Brussels is urging EU leaders to seize a 12- to 18-month “window of opportunity” to drive forward major reforms, signalling a federalist policy push after this month’s German elections.

Speaking to the European Parliament in Strasbourg in his annual State of the Union address, Jean-Claude Juncker, the president of the European Commission, identified trade policy, security, and migration among a list of priorities ahead of the 2019 European elections. Expanding the borderless Schengen area and the list of countries using the common euro currency were also on his list of priorities.

Brexit, he said, is “a tragic moment”, but “not the be all and end all.”

Brussels is looking ahead beyond this month’s German elections, hoping that the end of electioneering will make it easier for leaders to focus on difficult EU reforms. He pledged a reinvigorated trade policy, saying that countries are “queuing up” to do deals with the bloc, and a tougher stance on overseas investment, with Brussels proposing measures to screen controversial takeovers.

“We now have a window of opportunity but it will not stay open for ever,” Mr Juncker said, “let’s make the most of the momentum.”

The Commission president also said said it was time for Romania and Bulgaria to join Europe’s borderless Schengen area, as he set out a sweeping agenda to advance the development of the EU.

His comments will be received warmly in Sofia and Bucharest, which have agitated for years to join Schengen, seeing is as one of the main benefits of EU membership, but the process has been held up by other governments on concerns that the countries have not done enough to tackle corruption and organised crime.

Controversially, he also signalled that he wanted to see all remaining EU states join the euro, adding that Brussels would set up a “pre-accession” support service to help them join.

He also backed the idea of appointed a “European Union ministers of economy and finance” who would “coordinate all EU financing instruments and step in whenever a member state is facing the threat of a recession or fundamental crisis.”

But Mr Juncker rejected a push for French president Emmanuel Macron to set up a separate euro-area budget.

The State of Union speech is an opportunity for Mr Juncker to try and shape the EU’s agenda over the coming months, which Brussels sees as a fertile policy-making terrain as a string of difficult national elections will end this month.
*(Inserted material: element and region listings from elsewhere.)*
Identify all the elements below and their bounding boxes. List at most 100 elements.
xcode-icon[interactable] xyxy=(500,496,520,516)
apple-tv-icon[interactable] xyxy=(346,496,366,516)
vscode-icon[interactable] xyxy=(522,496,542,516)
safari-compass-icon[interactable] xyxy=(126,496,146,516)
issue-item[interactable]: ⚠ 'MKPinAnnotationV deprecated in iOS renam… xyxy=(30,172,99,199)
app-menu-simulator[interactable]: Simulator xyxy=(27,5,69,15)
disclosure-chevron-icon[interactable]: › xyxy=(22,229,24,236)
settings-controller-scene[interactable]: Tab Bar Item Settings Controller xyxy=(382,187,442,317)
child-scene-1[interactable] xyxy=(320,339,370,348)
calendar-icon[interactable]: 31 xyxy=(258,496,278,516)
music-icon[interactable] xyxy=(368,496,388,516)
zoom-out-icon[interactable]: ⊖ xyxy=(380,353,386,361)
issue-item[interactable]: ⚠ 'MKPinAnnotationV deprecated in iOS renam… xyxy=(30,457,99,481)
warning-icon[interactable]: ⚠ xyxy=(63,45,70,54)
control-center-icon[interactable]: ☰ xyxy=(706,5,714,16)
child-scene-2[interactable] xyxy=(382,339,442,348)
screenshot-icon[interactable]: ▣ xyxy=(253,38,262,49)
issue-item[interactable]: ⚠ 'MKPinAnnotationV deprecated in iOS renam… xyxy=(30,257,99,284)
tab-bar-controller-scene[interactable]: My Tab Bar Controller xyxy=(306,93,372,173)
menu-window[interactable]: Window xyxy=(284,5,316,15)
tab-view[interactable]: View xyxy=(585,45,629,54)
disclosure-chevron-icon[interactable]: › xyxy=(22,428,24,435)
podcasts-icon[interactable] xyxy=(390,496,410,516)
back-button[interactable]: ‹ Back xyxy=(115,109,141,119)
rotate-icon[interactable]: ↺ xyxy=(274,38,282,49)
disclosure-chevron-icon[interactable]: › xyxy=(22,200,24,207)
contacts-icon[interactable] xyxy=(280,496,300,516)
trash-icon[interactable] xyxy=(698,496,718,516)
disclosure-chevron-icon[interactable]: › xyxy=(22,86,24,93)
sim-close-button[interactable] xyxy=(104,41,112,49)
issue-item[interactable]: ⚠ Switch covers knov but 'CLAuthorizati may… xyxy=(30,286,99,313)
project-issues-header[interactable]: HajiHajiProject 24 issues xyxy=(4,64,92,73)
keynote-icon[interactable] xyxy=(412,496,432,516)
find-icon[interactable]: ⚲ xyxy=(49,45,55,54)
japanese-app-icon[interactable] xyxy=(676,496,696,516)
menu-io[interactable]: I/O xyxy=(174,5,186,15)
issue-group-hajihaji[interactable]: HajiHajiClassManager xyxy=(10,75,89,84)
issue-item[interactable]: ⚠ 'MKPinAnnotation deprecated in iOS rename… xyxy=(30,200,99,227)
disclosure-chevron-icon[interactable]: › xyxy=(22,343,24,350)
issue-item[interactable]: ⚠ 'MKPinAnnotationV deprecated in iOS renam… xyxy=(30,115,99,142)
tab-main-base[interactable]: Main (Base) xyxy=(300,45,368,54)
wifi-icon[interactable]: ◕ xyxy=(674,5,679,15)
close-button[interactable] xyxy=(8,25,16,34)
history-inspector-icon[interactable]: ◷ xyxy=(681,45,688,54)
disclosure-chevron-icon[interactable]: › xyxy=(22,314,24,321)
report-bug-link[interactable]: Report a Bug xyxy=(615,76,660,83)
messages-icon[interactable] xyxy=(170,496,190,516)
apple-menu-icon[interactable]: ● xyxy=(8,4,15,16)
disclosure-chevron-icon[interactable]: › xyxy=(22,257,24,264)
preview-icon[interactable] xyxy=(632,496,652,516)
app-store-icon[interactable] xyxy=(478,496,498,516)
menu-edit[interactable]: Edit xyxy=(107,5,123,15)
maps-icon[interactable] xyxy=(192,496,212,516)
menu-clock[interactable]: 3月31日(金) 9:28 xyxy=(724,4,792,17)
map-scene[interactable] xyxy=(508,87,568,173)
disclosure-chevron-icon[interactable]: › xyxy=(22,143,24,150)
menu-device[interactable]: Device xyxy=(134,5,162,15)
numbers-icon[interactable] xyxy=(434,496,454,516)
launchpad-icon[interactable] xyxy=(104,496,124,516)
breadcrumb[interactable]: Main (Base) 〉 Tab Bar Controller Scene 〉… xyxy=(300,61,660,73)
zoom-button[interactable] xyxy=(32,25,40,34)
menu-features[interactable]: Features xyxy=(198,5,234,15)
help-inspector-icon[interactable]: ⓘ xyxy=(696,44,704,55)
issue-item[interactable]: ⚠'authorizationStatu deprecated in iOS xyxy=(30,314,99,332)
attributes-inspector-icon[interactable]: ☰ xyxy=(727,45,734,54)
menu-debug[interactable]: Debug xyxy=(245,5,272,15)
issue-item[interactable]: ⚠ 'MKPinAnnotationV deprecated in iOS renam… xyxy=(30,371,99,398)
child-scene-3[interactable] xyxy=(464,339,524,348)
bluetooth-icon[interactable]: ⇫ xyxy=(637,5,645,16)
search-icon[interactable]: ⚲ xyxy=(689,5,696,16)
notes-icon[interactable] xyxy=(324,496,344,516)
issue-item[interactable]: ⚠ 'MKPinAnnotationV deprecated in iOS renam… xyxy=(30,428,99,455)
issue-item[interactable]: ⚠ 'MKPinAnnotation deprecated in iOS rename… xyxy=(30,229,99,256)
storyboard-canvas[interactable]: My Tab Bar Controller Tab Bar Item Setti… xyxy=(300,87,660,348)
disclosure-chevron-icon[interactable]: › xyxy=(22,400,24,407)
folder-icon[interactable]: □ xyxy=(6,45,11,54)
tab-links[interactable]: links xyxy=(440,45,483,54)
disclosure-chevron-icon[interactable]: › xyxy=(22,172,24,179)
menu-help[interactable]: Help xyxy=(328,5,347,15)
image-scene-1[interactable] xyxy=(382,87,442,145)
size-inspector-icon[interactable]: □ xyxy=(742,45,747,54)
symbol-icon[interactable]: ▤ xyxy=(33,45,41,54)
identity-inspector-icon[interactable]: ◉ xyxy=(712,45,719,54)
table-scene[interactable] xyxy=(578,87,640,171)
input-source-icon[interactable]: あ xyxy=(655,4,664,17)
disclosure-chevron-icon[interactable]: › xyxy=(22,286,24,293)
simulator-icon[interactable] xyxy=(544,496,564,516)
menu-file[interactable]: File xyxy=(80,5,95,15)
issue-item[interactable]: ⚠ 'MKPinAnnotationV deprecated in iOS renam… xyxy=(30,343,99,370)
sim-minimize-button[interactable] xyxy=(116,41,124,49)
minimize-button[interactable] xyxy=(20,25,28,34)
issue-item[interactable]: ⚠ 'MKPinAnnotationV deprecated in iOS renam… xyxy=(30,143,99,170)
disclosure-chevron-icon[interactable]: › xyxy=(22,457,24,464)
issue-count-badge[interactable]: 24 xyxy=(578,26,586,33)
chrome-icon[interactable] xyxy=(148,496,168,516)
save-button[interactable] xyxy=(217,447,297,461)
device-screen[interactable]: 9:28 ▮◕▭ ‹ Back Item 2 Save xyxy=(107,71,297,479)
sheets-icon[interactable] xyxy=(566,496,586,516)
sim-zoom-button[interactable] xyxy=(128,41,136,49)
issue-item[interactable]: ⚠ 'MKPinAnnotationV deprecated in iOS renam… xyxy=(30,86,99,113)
Nonetheless, it still left room for some more esoteric concerns; The commission president railed against differing food standards in Europe, saying “there can be no second-class consumers. Slovaks do not deserve less fish in their fish fingers, Czechs less cacao in their chocolate.”

Mr Juncker set out a far reaching agenda that he said would transform
the European Union in a way that would make it simpler, more
understandable, and better able to protect its citizens.

The major innovations he set out included combining the EU’s two most senior posts: the presidency of the European Commission and the presidency of the European Council.

Europe “needs one captain at the helm,” he said.

He also urged the EU to do away with national vetoes in the areas of foreign policy and taxation, setting a target date of March 2019, when Britain leaves the bloc, for the changes to be set in motion.